This is a place for you, as a survivor to tell your story...or you as a bystander to encourage us survivors.
Saturday, August 05, 2006
Heartbroken Over Dirt
-By Annie Kaszina
“I’m heartbroken at the thought of losing somebody who treats me like dirt.”
“Why am I heartbroken at the thought of losing somebody who treats me like dirt?”
Why indeed? How is it that you know something with your head and yet your heart drowns it out? And is it really your heart?
Or if it is, what is that really about?
If I had a dollar for every time a woman has told me how wonderful her lover is, even with his hurtful, punitive behaviours, I’d be writing this in my very own palazzo on Venice’s Grand Canal.
The fact is you love your investment. Once you start to invest your time – and quite possibly money – your heart, your trust, and your future in a dream, it’s hard to let it go.
One of my constant rants is that people aren’t terribly good at ‘joined up’ thinking, or ‘joined up’ living. We’re forever compartmentalizing our life. We do it in all sorts of ways, but for now, let’s just look at how we do it in relationships.
There’s this thing called “The Love Conquers All” button that we all have, which, once pressed, short-circuits logic, common sense, friendship even family values.
Sometimes, it’s known as the “Throw Everything Over For The Man You Love” button.
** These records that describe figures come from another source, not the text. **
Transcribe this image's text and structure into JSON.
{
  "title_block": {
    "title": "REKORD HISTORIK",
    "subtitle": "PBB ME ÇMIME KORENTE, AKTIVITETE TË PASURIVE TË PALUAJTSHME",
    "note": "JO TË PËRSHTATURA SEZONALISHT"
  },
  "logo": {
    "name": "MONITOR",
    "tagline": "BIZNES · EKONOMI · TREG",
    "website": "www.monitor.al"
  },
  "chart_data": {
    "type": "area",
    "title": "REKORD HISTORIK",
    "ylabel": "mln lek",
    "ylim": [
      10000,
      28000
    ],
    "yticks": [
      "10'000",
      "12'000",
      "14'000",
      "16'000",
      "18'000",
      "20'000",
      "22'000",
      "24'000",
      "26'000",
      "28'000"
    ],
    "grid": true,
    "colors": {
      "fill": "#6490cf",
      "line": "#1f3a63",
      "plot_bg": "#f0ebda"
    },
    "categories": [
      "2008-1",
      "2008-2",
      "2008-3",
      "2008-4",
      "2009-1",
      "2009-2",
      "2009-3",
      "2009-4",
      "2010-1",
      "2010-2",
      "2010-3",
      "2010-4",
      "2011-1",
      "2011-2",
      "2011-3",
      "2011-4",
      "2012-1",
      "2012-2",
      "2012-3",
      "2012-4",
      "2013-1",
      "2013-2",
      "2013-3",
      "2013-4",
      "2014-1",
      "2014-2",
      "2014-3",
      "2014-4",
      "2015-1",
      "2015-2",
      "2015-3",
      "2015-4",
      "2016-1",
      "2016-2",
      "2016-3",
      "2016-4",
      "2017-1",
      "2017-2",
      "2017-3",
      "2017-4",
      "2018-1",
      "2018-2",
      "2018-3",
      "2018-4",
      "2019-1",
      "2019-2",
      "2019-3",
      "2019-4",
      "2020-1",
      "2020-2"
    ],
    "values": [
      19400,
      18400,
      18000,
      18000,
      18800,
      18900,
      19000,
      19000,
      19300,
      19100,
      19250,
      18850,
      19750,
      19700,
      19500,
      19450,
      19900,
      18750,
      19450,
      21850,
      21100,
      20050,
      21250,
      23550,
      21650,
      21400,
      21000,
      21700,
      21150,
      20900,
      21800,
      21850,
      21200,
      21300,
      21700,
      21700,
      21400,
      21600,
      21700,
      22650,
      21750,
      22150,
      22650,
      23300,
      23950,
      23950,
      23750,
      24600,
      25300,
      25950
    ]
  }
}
Either way, it tends to be a pretty dangerous process. Not least because as well as throwing caution to the wind, you cast aside all previous criteria and points of reference.
“The heart has its reasons,” allegedly, “of which reason knows nothing”. Quite. But is this a good thing?
Just suppose that instead of arguing that ‘falling in love is like nothing else’, you compared it to the selling process. After all, most of us are guilty of falling in love with things that we buy; like shoes and clothes etc. You buy, because people sell to you.
Ideally, in the sales environment, there is the ‘upsell’. Either you’ve bought a small thing, or you’ve agreed to listen to someone’s pitch and they use that as a foundation to sell you a much higher ticket item. Do you notice any similarity with relationships?
An abusive man will, consciously or unconsciously, ‘sell’ you on his charm, his vulnerable side, his fast-track wooing. That’s actually the low ticket item. Sadly, the high ticket item is not more of the same. It’s his dark side, the return he expects from your investment – as well as the investment of his time and trouble.
The high ticket item is this: making him feel good becomes your responsibility. And if you fall down on the job – and why wouldn’t you? – he’ll make himself feel good by making you feel bad, by treating you like dirt. That’s the contract as he sees it.
But you don’t ‘get’ it. You still believe that the contract is based on the low ticket deal. And every so often, when he needs to, he’ll give you some of the low ticket sweet-talking. Just enough to get you to buy into him all over again.
Because there is another important factor in all of this: and that’s the power of words. Whether or not abusive men are educated or in any way sophisticated, they all have a great intuitive grasp of the manipulative power of words.
My ex-husband used to deny the power of his words, because it was convenient to do so. It was another denial of responsibility. But the truth is that manipulative words work. They work every time, unless you consciously challenge them.
They work because they send you into a sort of waking trance. You only have to think of the way a partner’s words can send you spiralling into despair, or more rarely, relief and joy, to see the way it works in action.
Add into the trance, the immortal words that every abuser utters with monotonous regularity: “You’re lucky to have me. You’ll never have another man as wonderful as me” and you begin to see it. He says it and, even as you gaze on the tormentor whose face is contorted with fury, it sinks in and you believe it.
You believe what he says, rather than what he does. So he acts like he hates you, but tells you some involved story about how you’ve hurt him and you believe it.
You believe his story rather than your own. Incredible as it may sound, it happens all the time.
But now you know how the mechanism works. Now you’ll catch yourself having the old buttons pressed and you’ll start to say “No”. Knowledge isn’t foolproof, but awareness and practice will neutralize the old hooks and protect you in the future.
As you become more aware of the mechanisms and learn to love yourself, the less the less likely it becomes that anyone will ever treat you like dirt again.